Net revenues grew 12% to $12.5 billion, and organic revenues (non-GAAP) grew 10%, driven by an 8% increase in concentrate sales and 2% growth in price/mix. Concentrate sales were 5 points ahead of unit case volume, primarily due to six additional days in the quarter, partially offset by the timing of concentrate shipments.

Cash flow from operations and free cash flow (non-GAAP) were $2.0 billion and $1.8 billion, respectively.

Operating margin 2026

Operating margin was 35.0% versus 32.9% in the prior year, and comparable operating margin (non-GAAP) was 34.5% versus 33.8% in the prior year. Operating margin performance included items impacting comparability, as well as currency tailwinds. Comparable operating margin (non-GAAP) expansion was driven by organic revenue (non-GAAP) growth and lower operating expenses, partially offset by higher input costs and an increase in marketing investments.

Progressing toward more balanced growth by remaining consumer centric

Alongside strong brand building, innovation and integrated execution, the company and its bottling partners continue to harness all levers of revenue growth management to drive topline growth. During the quarter, by strengthening brand, price, pack and channel options, the company and its bottling partners provided compelling value and premium offerings to consumers.
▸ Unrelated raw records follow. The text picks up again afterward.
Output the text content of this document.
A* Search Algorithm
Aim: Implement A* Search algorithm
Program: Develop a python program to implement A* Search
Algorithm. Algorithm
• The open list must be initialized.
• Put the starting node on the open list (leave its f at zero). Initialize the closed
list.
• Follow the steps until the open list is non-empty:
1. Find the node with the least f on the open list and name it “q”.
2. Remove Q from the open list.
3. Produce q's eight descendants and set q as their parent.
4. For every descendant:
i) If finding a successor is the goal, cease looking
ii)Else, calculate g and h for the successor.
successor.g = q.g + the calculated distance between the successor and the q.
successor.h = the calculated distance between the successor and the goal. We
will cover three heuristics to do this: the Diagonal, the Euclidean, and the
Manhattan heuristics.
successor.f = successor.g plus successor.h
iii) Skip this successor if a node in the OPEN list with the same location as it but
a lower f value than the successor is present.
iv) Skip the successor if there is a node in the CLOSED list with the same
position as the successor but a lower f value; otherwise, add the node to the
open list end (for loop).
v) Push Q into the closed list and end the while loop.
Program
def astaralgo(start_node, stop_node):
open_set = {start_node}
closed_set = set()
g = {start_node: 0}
In North America, mini-can volume grew high single digits following the launch of single‑serve mini‑cans in convenience retail stores, and, in the United Kingdom, the launch of a new premium single‑serve 500ml “Superfan” can featuring Premier League‑themed packaging contributed to volume growth. Collectively, these actions reflect the company’s heightened focus on harnessing revenue growth management to increase consumer recruitment and deliver more balanced growth over time across both unit case volume and price/mix.